Modern astrology and female empowerment tend to intertwine. Their correlation is rooted in the fact that a collection of astrological points were named for powerful mythological women.

 

Akers uses her natal chart as a means of feminine self-actualization. As reported by a 2009 Gallup poll, American women are twice as likely as their male counterparts to visit fortune tellers and palm readers. Statistically speaking, women drove astrology’s gradual prevalence in mainstream popular culture.

 

Similar to astrology, body art has served as a tool for women to embrace their individuality for decades. Despite this reality, the art of tattooing is a typically male-dominated profession.

 

“Getting a tattoo from someone can feel very intimate,” Akers said. “It’s such an up-close-and-personal experience. When I was younger, I hated going into tattoo shops. They were always these environments that were masculine, heavy and toxic. The tattoo artists would respond to my ideas with condescending tones.”

 

Akers aims to push back against the oppressive masculinity of the body inking.
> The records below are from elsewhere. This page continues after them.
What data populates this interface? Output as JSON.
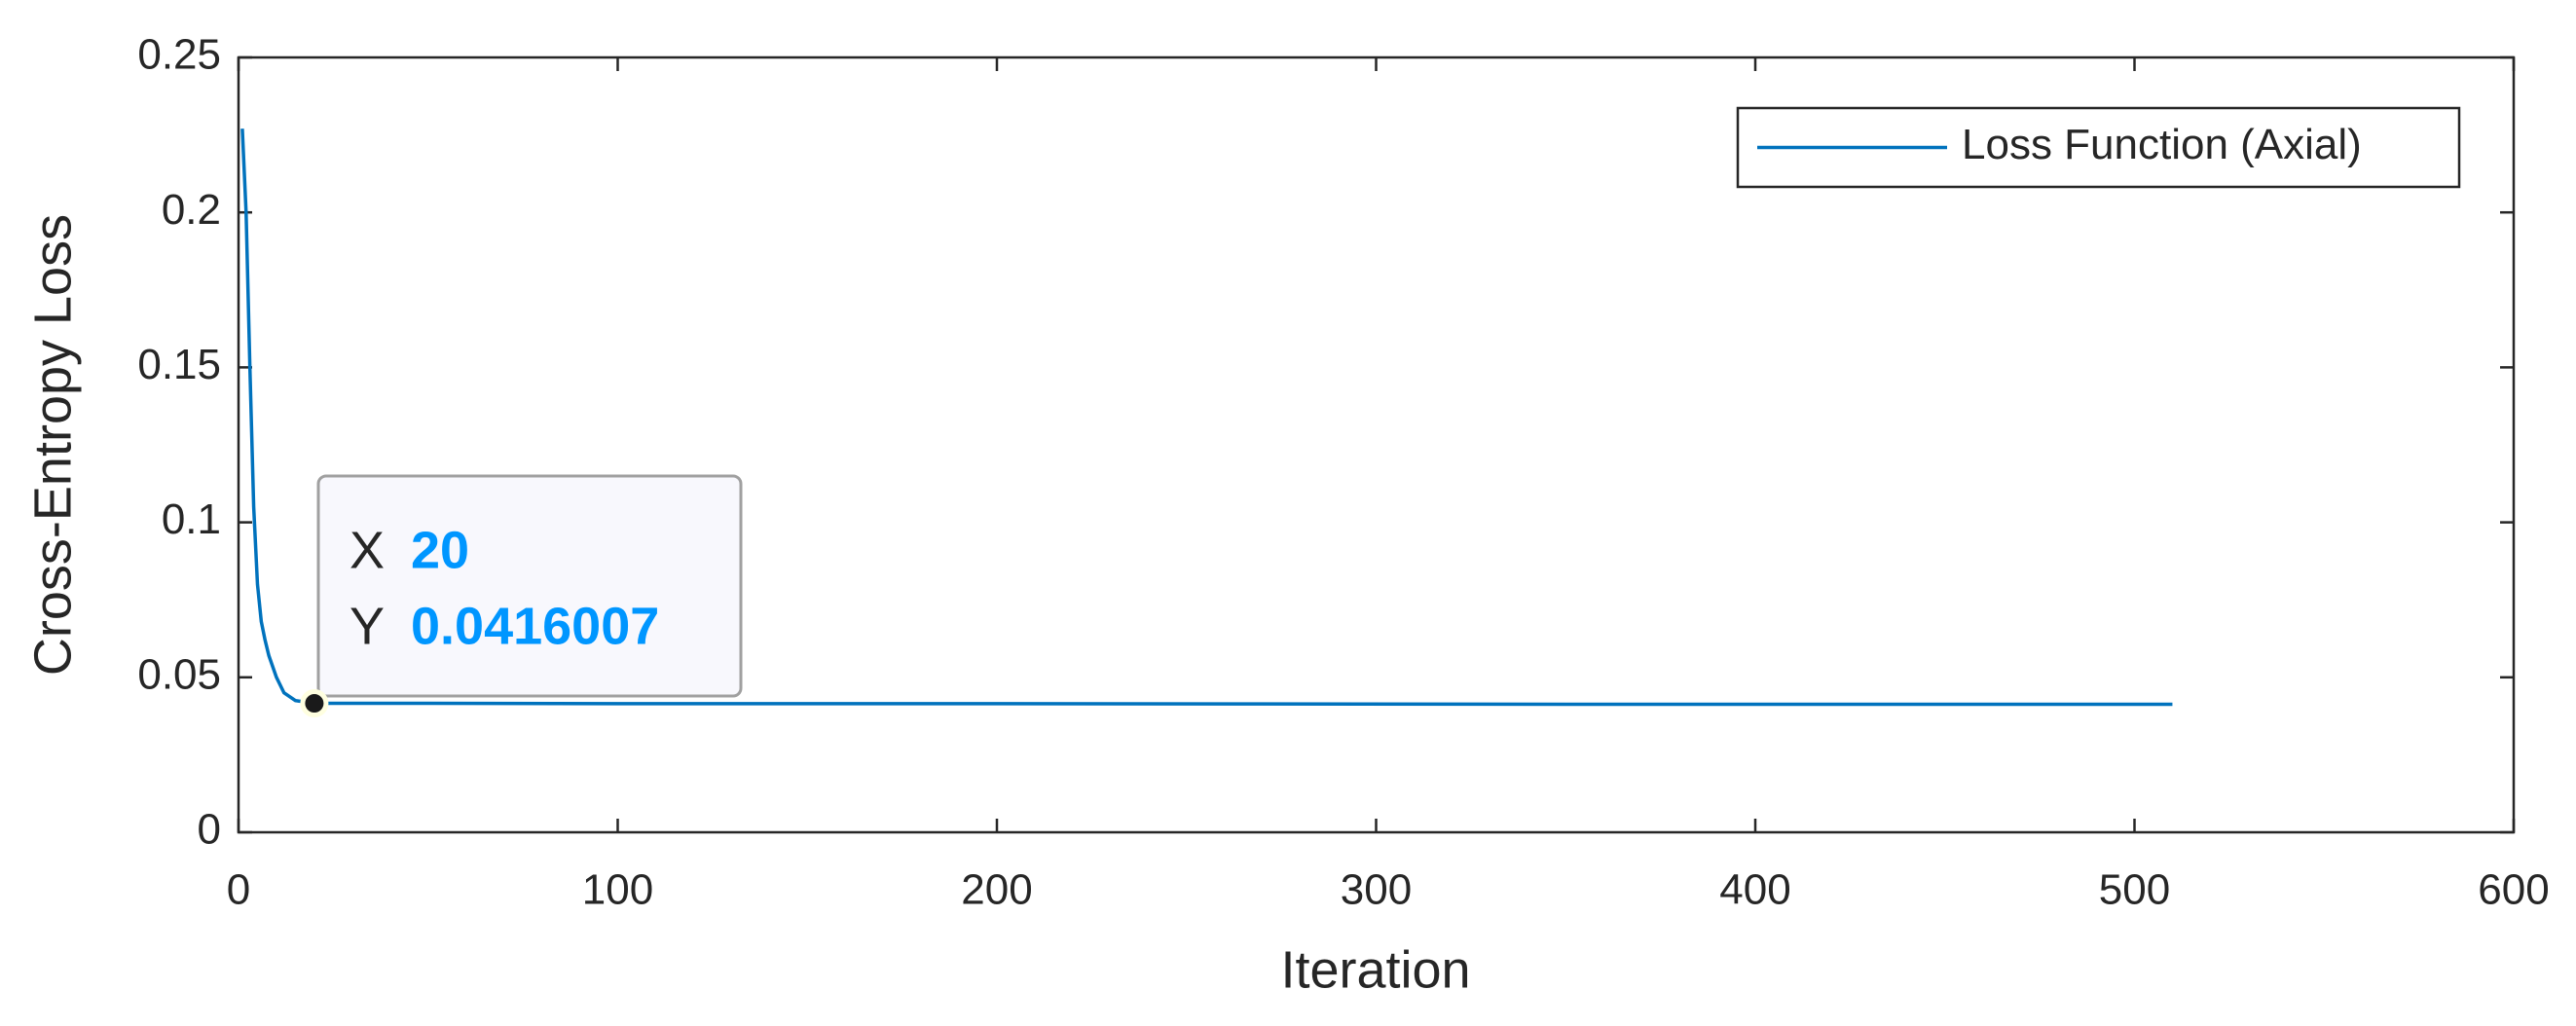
{
  "chart_data": {
    "type": "line",
    "xlabel": "Iteration",
    "ylabel": "Cross-Entropy Loss",
    "xlim": [
      0,
      600
    ],
    "xticks": [
      0,
      100,
      200,
      300,
      400,
      500,
      600
    ],
    "ylim": [
      0,
      0.25
    ],
    "yticks": [
      0,
      0.05,
      0.1,
      0.15,
      0.2,
      0.25
    ],
    "legend": "top-right",
    "box": true,
    "series": [
      {
        "name": "Loss Function (Axial)",
        "color": "#0072bd",
        "x": [
          1,
          2,
          3,
          4,
          5,
          6,
          7,
          8,
          10,
          12,
          15,
          20,
          50,
          100,
          200,
          270,
          350,
          450,
          510
        ],
        "values": [
          0.227,
          0.2,
          0.15,
          0.105,
          0.08,
          0.068,
          0.062,
          0.057,
          0.05,
          0.045,
          0.0425,
          0.0416007,
          0.0416,
          0.0415,
          0.0415,
          0.0414,
          0.0413,
          0.0413,
          0.0413
        ]
      }
    ],
    "datatip": {
      "x_label": "X",
      "x": 20,
      "y_label": "Y",
      "y": 0.0416007
    }
  }
}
She supports women in the business by gravitating towards female artists for her own etchings.

 

“I have been going to an amazing woman in Atlanta named Savannah Colleen for most of my tattoos,” Akers said. “She tattooed my whole back. I aspire to be like her.” 

 

Colleen, like Akers, is fond of imaginative, fine-lined tattoos with beginnings in supernatural doctrines.

 

In the midst of an American political climate that leaves women fearing for the agency they have over their bodies, it is important that they remain in charge of the ways they physically express themselves.

 

Who better to help them display the claim they lay to their personal anatomy than other women?